Lucas Wiegelmann verteidigt Steinmeiers Warnung vor der AfD, tut das aber mit rethorischer Volte, nämlich indem er die Gefahr selbst zur Ansichtssache erklärt.
Lucas Wiegelmanns Kommentar zum ZDF-Sommerinterview mit Frank-Walter Steinmeier liest sich zunächst wie eine überraschend klare Positionierung. Der Bundespräsident habe angedeutet, ein Teil der Wählerschaft wähle „gegen das System der Demokratie“, und genau das dürfe, ja müsse er sagen. Für einen Meinungstext in einer Regionalzeitung ist das eine deutliche Ansage. Beim zweiten Lesen zeigt sich allerdings, wie der Text zu diesem Schluss kommt, und dieser Weg trägt weniger, als die Überschrift verspricht.

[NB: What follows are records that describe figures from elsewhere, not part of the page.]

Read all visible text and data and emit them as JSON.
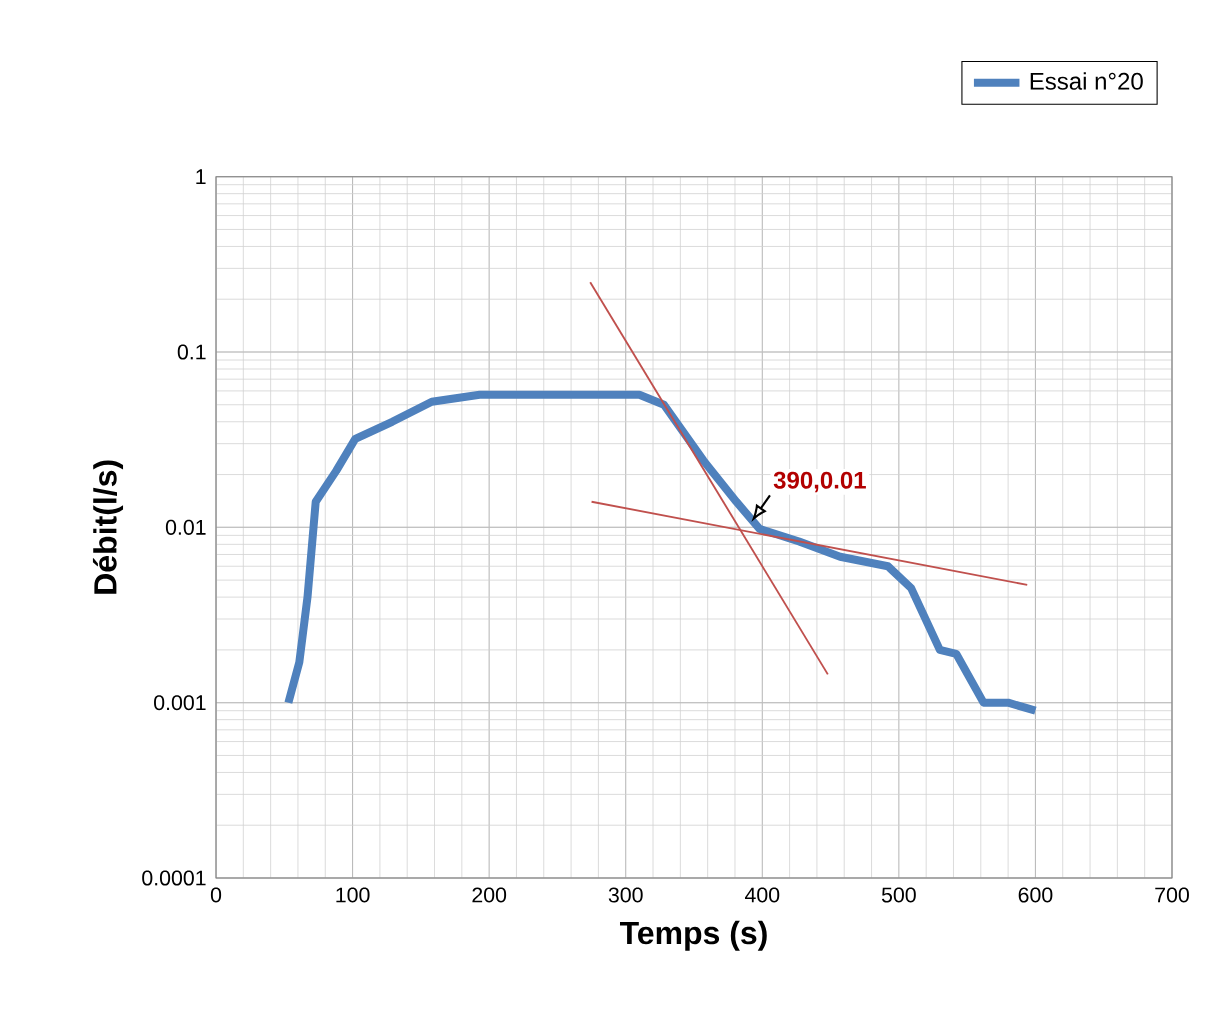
{
  "chart_data": {
    "type": "line",
    "xlabel": "Temps (s)",
    "ylabel": "Débit(l/s)",
    "log": "y",
    "xlim": [
      0,
      700
    ],
    "xticks": [
      0,
      100,
      200,
      300,
      400,
      500,
      600,
      700
    ],
    "ylim": [
      0.0001,
      1
    ],
    "yticks": [
      0.0001,
      0.001,
      0.01,
      0.1,
      1
    ],
    "grid": true,
    "legend": "top right",
    "marker": "none",
    "line_style": "solid",
    "series": [
      {
        "name": "Essai n°20",
        "color": "#4f81bd",
        "x": [
          53,
          61,
          67,
          73,
          88,
          102,
          129,
          158,
          193,
          310,
          328,
          357,
          381,
          398,
          427,
          457,
          492,
          509,
          530,
          542,
          562,
          580,
          600
        ],
        "values": [
          0.001,
          0.0017,
          0.004,
          0.014,
          0.021,
          0.032,
          0.04,
          0.052,
          0.057,
          0.057,
          0.05,
          0.024,
          0.014,
          0.0098,
          0.0083,
          0.0068,
          0.006,
          0.0045,
          0.002,
          0.0019,
          0.001,
          0.001,
          0.0009
        ]
      },
      {
        "color": "#c0504d",
        "x": [
          274,
          448
        ],
        "values": [
          0.25,
          0.00145
        ]
      },
      {
        "color": "#c0504d",
        "x": [
          275,
          594
        ],
        "values": [
          0.014,
          0.0047
        ]
      }
    ],
    "annotations": [
      {
        "text": "390,0.01",
        "x": 390,
        "y": 0.01
      }
    ]
  }
}
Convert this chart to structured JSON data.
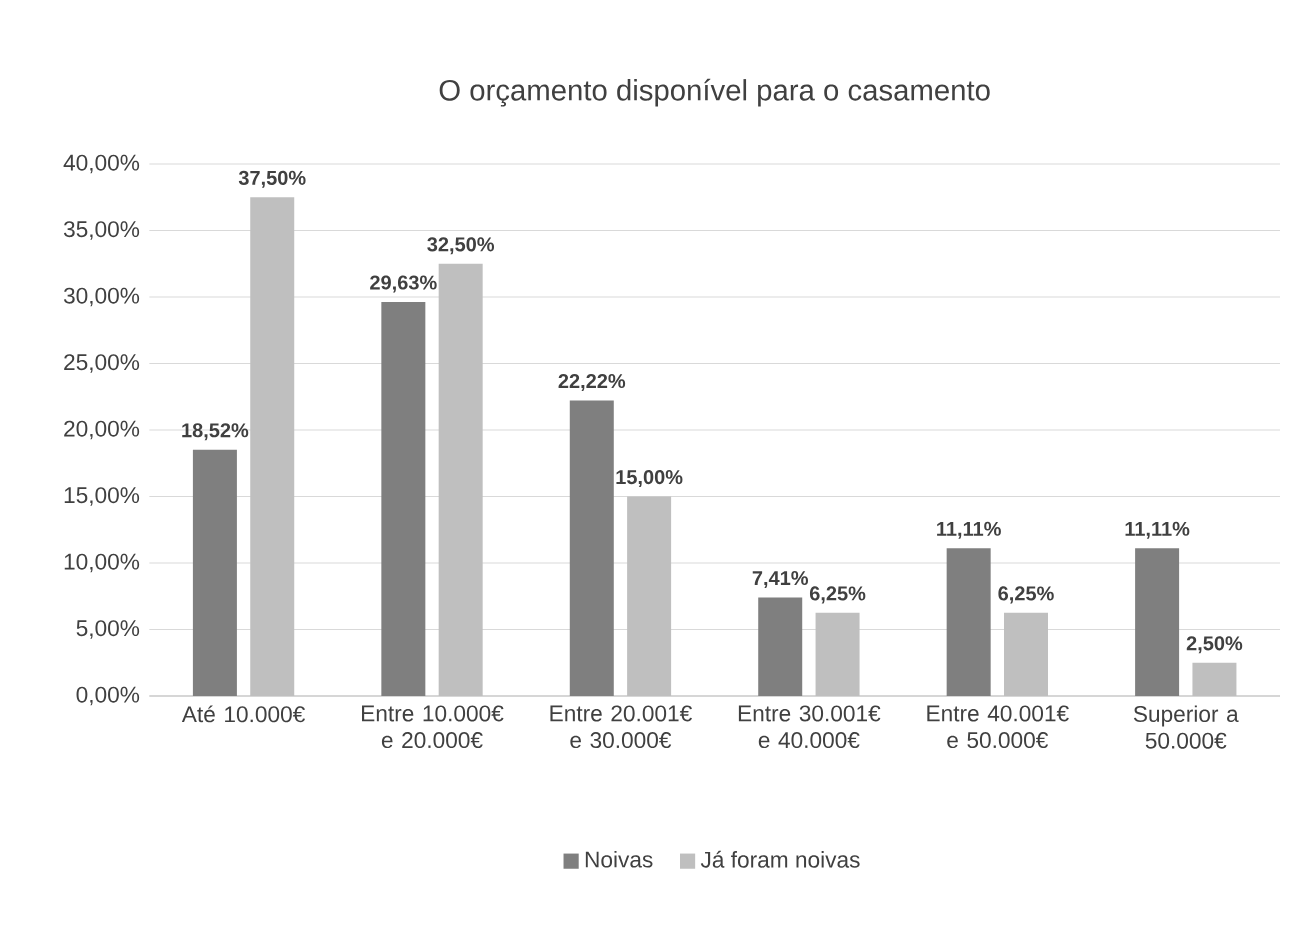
{
  "chart_data": {
    "type": "bar",
    "title": "O orçamento disponível para o casamento",
    "categories": [
      "Até 10.000€",
      "Entre 10.000€ e 20.000€",
      "Entre 20.001€ e 30.000€",
      "Entre 30.001€ e 40.000€",
      "Entre 40.001€ e 50.000€",
      "Superior a 50.000€"
    ],
    "series": [
      {
        "name": "Noivas",
        "color": "#7f7f7f",
        "values": [
          18.52,
          29.63,
          22.22,
          7.41,
          11.11,
          11.11
        ],
        "value_labels": [
          "18,52%",
          "29,63%",
          "22,22%",
          "7,41%",
          "11,11%",
          "11,11%"
        ]
      },
      {
        "name": "Já foram noivas",
        "color": "#bfbfbf",
        "values": [
          37.5,
          32.5,
          15.0,
          6.25,
          6.25,
          2.5
        ],
        "value_labels": [
          "37,50%",
          "32,50%",
          "15,00%",
          "6,25%",
          "6,25%",
          "2,50%"
        ]
      }
    ],
    "ylim": [
      0,
      40
    ],
    "yticks": [
      {
        "value": 0,
        "label": "0,00%"
      },
      {
        "value": 5,
        "label": "5,00%"
      },
      {
        "value": 10,
        "label": "10,00%"
      },
      {
        "value": 15,
        "label": "15,00%"
      },
      {
        "value": 20,
        "label": "20,00%"
      },
      {
        "value": 25,
        "label": "25,00%"
      },
      {
        "value": 30,
        "label": "30,00%"
      },
      {
        "value": 35,
        "label": "35,00%"
      },
      {
        "value": 40,
        "label": "40,00%"
      }
    ],
    "grid": "y",
    "legend": "bottom"
  }
}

Der entscheidende Satz lautet, ob das Erstarken der AfD die Demokratie wirklich gefährde, darüber gingen die Meinungen „naturgemäß“ auseinander. Dieses eine Wort verschiebt die ganze Debatte. Ob eine Partei den Rechtsstaat bedroht, ist keine Frage des persönlichen Geschmacks, sondern eine Frage, die sich an Fakten prüfen lässt. Mehrere AfD-Landesverbände sind vom Verfassungsschutz als gesichert rechtsextrem eingestuft, der Bundesverband als Verdachtsfall. Björn Höcke wurde wegen der Verwendung einer verbotenen SA-Parole rechtskräftig verurteilt. Diese Dinge sind dokumentiert und justiziell festgestellt. Sie zur Meinungsfrage zu erklären, verwandelt eine belegbare Einstufung in ein Gefühl.
Genau in diesem Rahmen entfaltet sich dann die eigentliche Volte. Wiegelmann schreibt am Ende, wenn selbst der Bundespräsident die Gefahr teile, dann dürfe er die Bevölkerung nicht nur informieren, er müsse es. Das klingt nach einem starken Bekenntnis. Es ist aber eine bedingte Aussage. Die Bedingung selbst, nämlich ob die Gefahreneinschätzung zutrifft, wird nirgends geprüft, sondern schlicht der Meinung des einzelnen Lesers überlassen. Damit kann der Text sich als Verteidiger von Steinmeiers Recht auf Warnung präsentieren, ohne inhaltlich Stellung zu beziehen, ob diese Warnung berechtigt ist. Zustimmung und Zurückhaltung fallen in einem Satz zusammen.
Aufschlussreich ist außerdem, wie unterschiedlich der Text mit seinen beiden Gegenständen umgeht. Steinmeiers persönliche Schwächen, die kostspielige Sanierung seines Amtssitzes, das Eigenlob über die vorausgesagte Anfälligkeit für den Trumpismus, werden mit spürbarer Lust an der Zuspitzung seziert. Sobald es aber um die AfD geht, wechselt der Ton in den vorsichtigen Konjunktiv und die offene Debatte. Diese Asymmetrie ist kein Zufall. Harte Urteile fallen leicht, wenn es um Stilfragen und persönliche Eitelkeiten geht. Sobald die inhaltliche Einordnung einer rechtsextremen Partei ansteht, wird plötzlich abgewogen, relativiert, „naturgemäß“ verschiedenen Meinungen Raum gegeben.
Am Ende bleibt ein Text, der sich als Rückendeckung für einen mutigen Bundespräsidenten liest, tatsächlich aber die Gefahr, vor der dieser warnt, in den Bereich der reinen Auffassungssache verschiebt. Wer eine belegbare Einstufung zur Ansichtssache erklärt, verteidigt am Ende weniger, als er behauptet zu verteidigen.